Zuul is the front door for all requests from devices and web sites to the backend of the Netflix streaming application. As an edge service application, Zuul is built to enable dynamic routing, monitoring, resiliency and security. It also has the ability to route requests to multiple Amazon Auto Scaling Groups as appropriate.
To dive right in: Getting Started 2.0
Why did we build Zuul?
The volume and diversity of Netflix API traffic sometimes results in production issues arising quickly and without warning. We need a system that allows us to rapidly change behavior in order to react to these situations.
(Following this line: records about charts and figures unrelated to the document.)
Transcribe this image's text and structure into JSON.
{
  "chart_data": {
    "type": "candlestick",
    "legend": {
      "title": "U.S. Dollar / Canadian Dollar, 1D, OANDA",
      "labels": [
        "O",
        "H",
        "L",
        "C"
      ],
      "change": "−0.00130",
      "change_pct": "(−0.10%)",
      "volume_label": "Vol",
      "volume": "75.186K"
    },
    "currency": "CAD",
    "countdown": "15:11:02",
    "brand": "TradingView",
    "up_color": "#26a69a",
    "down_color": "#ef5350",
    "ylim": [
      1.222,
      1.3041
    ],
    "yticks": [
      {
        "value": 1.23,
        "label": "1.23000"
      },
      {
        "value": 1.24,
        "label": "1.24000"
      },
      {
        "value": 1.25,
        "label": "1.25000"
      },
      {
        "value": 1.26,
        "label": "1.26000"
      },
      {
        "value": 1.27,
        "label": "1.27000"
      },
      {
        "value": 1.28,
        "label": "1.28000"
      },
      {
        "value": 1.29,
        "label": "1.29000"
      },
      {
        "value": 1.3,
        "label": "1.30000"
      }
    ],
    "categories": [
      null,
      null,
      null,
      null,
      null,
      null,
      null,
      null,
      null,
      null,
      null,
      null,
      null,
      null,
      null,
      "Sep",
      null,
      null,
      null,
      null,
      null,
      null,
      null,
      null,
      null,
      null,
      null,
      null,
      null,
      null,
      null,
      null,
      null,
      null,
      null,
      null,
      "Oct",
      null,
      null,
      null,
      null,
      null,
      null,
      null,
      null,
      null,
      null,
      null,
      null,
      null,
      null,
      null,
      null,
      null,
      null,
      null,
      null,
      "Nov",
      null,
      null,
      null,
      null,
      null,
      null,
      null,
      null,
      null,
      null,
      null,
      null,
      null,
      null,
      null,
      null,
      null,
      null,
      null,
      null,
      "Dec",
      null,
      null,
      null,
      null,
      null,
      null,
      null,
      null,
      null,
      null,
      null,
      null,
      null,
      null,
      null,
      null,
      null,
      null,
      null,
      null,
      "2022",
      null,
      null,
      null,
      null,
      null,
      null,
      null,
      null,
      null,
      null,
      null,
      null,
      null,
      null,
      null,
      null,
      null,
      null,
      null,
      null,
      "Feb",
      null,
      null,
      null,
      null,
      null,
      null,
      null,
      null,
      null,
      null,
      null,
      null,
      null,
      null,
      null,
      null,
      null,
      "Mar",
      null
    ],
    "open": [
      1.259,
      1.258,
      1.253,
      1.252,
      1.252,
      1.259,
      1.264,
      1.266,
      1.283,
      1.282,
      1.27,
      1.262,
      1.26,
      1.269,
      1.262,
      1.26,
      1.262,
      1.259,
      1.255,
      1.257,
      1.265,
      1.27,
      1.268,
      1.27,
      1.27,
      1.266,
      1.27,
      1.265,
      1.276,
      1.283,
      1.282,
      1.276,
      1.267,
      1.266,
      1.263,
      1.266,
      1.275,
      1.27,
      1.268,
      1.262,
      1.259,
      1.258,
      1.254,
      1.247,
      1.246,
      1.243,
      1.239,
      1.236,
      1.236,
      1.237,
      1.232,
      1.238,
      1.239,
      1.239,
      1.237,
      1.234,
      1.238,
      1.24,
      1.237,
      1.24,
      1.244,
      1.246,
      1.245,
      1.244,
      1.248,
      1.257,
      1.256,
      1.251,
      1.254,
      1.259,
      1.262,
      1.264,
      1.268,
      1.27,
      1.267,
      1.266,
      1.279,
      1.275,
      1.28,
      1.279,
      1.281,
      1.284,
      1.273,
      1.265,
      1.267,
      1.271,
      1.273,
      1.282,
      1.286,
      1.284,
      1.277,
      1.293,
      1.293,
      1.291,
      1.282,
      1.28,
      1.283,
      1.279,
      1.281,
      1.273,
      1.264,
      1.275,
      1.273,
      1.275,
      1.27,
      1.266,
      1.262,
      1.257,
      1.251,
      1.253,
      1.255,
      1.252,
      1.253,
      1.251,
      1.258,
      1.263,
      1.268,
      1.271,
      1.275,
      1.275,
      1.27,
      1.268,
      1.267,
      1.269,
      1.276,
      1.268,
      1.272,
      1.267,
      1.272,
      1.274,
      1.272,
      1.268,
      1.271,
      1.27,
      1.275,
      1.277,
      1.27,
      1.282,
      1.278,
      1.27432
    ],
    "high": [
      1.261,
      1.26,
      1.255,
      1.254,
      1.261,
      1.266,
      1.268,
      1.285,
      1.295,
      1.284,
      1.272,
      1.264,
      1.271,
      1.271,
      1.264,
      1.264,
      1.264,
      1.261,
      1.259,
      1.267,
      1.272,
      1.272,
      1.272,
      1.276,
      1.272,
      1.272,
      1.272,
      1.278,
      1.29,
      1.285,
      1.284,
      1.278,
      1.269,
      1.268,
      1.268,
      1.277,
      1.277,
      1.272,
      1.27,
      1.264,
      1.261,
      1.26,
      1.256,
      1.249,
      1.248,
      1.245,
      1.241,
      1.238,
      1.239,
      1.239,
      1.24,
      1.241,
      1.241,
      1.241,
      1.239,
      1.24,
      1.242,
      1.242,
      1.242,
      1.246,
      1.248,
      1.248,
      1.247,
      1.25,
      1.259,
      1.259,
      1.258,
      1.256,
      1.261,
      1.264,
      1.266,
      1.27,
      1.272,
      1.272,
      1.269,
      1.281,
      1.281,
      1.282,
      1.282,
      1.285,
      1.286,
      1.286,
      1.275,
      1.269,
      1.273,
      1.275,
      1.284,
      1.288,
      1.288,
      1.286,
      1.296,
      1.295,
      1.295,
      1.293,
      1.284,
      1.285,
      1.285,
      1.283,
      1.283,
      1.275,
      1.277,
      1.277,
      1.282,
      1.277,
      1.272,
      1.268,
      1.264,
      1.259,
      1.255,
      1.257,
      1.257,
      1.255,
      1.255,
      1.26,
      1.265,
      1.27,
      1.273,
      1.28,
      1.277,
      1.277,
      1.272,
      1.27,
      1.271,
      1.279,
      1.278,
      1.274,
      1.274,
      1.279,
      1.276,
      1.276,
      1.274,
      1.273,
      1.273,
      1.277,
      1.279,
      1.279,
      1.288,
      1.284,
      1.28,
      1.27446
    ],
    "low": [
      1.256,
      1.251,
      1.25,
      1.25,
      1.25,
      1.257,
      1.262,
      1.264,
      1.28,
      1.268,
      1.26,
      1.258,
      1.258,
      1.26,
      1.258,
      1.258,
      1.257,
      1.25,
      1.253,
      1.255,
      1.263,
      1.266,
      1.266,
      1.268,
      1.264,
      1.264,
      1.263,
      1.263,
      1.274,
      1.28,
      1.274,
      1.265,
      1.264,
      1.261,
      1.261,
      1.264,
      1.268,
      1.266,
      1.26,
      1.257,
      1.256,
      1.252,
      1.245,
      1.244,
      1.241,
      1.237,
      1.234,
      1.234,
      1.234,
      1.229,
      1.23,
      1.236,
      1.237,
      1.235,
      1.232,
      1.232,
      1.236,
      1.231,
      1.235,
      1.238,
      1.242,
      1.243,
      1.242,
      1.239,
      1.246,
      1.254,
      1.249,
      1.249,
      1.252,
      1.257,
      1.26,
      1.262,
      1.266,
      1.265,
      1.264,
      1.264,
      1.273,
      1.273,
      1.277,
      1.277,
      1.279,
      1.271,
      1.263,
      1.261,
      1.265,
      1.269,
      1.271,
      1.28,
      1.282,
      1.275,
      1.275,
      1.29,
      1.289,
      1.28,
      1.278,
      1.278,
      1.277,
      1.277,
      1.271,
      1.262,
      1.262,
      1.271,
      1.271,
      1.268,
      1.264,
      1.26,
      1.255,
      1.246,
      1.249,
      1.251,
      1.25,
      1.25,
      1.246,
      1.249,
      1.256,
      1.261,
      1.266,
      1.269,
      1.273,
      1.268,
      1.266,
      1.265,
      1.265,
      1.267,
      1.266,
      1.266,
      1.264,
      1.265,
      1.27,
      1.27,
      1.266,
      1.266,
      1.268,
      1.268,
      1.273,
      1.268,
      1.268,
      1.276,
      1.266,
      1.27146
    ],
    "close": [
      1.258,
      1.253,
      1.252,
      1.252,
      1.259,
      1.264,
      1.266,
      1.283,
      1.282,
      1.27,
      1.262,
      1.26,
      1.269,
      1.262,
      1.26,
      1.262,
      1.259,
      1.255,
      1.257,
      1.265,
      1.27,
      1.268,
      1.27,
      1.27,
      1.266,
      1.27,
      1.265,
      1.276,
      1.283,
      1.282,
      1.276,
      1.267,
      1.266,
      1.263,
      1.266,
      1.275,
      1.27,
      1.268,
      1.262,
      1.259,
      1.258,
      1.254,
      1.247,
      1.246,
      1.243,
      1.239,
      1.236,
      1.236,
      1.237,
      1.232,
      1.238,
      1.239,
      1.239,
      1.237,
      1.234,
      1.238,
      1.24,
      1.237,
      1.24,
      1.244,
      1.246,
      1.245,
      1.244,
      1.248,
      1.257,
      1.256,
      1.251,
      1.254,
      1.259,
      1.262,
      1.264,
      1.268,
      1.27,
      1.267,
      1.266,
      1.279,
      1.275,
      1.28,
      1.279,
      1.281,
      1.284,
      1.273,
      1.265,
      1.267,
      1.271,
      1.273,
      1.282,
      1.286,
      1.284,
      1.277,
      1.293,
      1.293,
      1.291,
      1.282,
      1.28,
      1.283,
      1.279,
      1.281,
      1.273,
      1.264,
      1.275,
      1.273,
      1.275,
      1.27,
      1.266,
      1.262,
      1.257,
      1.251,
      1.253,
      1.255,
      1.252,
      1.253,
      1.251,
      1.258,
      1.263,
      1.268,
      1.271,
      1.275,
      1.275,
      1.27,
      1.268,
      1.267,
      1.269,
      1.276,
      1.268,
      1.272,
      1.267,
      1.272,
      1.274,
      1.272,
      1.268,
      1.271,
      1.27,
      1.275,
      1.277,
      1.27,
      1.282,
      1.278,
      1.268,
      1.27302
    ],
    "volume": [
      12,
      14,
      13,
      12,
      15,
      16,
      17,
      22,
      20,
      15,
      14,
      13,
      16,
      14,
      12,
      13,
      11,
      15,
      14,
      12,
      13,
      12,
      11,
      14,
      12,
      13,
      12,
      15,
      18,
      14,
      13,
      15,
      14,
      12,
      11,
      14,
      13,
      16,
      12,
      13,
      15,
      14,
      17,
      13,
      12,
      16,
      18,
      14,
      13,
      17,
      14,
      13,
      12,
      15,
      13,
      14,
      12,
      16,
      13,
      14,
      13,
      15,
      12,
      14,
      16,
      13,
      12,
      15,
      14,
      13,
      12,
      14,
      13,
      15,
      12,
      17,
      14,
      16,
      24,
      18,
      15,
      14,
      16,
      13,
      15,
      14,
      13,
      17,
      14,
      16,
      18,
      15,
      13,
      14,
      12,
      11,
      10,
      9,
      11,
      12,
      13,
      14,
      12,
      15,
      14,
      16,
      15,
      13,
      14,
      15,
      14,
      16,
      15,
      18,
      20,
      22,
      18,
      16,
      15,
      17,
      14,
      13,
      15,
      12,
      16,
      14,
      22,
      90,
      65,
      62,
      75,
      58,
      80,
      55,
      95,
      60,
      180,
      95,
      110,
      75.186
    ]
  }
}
Zuul uses a range of different types of filters that enables us to quickly and nimbly apply functionality to our edge service. These filters help us perform the following functions:
-
Authentication and Security - identifying authentication requirements for each resource and rejecting requests that do not satisfy them.
-
Insights and Monitoring - tracking meaningful data and statistics at the edge in order to give us an accurate view of production.
-
Dynamic Routing - dynamically routing requests to different backend clusters as needed.
-
Stress Testing - gradually increasing the traffic to a cluster in order to gauge performance.
-
Load Shedding - allocating capacity for each type of request and dropping requests that go over the limit.
-
Static Response handling - building some responses directly at the edge instead of forwarding them to an internal cluster
-
Multiregion Resiliency - routing requests across AWS regions in order to diversify our ELB usage and move our edge closer to our members
For more details: How We Use Zuul At Netflix
Overview
Zuul gives us a lot of insight, flexibility, and resiliency, in part by making use of other Netflix OSS components:
-
Hystrix is used to wrap calls to our origins, which allows us to shed and prioritize traffic when issues occur
-
Ribbon is our client for all outbound requests from Zuul, which provides detailed information into network performance and errors, as well as handles software load balancing for even load distribution
-
Turbine aggregates finegrained metrics in realtime so that we can quickly observe and react to problems
-
Archaius handles configuration and gives the ability to dynamically change properties
Surgical Routing
We can create a filter to route a specific customer or device to a separate API cluster for debugging. Prior to using Zuul, we were using Hadoop to query through billions of logged requests to find the several thousand requests we were interested in.
Stress Testing
We have an automated process that uses dynamic Archaius configurations within a Zuul filter to steadily increase the traffic routed to a small cluster of origin servers. As the instances receive more traffic, we measure their performance characteristics and capacity. This informs us of how many EC2 instances we will need to run at peak, whether our autoscaling policies need to be modified, and whether or not a particular build has the required performance characteristics to be pushed to production.
Multi-Region Resiliency
Zuul is central to our multi-region ELB resiliency project that we call Isthmus. As part of Isthmus Zuul is used to route requests from the west coast cloud region to the east coast to help us have multi-region redundancy in our ELBs for our critical domains.